The detective who investigated the case in 1989 was rehired by the Berkeley County Sheriff's Office in 2021 to review cold cases. He testified investigators were able to determine tiny fibers from a ligature found at the home shortly after the boy's disappearance were found to match those found on the boy's shirt.
Kent said that using a microscope shouldn't count as new evidence.
When they arrested the couple this year, deputies changed their theory on how the boy was killed, saying he was strangled with a dog collar attached to a leash instead of just the leash. The new theory only came after deputies bought a collar and tested it with a mannequin, defense lawyers said.
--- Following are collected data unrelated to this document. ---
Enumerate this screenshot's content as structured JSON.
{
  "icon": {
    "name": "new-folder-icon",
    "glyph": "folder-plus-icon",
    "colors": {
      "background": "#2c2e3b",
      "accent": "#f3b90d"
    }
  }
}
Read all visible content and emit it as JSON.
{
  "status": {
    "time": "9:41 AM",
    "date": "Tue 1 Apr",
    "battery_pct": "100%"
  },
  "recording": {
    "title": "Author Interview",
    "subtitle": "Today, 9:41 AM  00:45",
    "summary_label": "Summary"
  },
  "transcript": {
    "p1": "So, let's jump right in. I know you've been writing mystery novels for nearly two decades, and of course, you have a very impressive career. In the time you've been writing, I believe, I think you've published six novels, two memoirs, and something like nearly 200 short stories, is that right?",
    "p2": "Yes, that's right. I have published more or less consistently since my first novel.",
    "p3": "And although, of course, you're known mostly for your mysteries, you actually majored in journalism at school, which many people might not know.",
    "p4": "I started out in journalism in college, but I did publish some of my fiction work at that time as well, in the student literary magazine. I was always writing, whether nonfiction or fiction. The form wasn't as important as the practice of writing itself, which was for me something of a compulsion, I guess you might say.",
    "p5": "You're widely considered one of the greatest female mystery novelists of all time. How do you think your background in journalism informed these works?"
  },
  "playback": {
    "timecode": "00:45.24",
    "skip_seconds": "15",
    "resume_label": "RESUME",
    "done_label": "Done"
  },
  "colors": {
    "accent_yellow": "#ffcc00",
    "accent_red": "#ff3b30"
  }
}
The judge pointed out the collar and dog would have been available in 1989 but not now. The collar has not been found since even with detectives digging up the dog's remains, the defense said.
Justin Turner's body was found two days after he was reported missing as investigators in arresting the couple cited strange statements and behavior like Victor Turner entering the camper as a TV camera filmed him and seconds later said he found the body among the many cabinets and drawers in the camper.
The couple asked officers what might happen if a family member harmed the boy and others said Megan Turner suggested a big fight with her stepson before he died that she won.
Having more than 20 witnesses used to build the case in 1989 unable to testify today isn't fair to the couple, the judge ruled.
"This is a circumstantial evidence which depends on part on supposedly incriminating statements made to third persons. Unavailability of those witnesses for cross examination would be highly prejudicial to the defense," Young wrote.
Prosecutors said they had no grounds to dispute Young's ruling and lamented the mistakes made by investigators 35 years ago in collecting and preserving evidence.
"It is rare that prosecutors can say there is nothing more that could have done to conduct a more thorough investigation, but in this case, we know that Sheriff Lewis and his team of investigators did all they could do to find truth and justice," Solicitor Scarlett Wilson wrote in a statement.
Other family members of Justin Turner issued an unsigned statement through prosecutors saying the justice system failed.
"Based off the overwhelming evidence, the ones responsible for Justin's death had the chance to face justice here, but instead chose to stay silent and face the final justice handed out by God for eternity!" the statement read.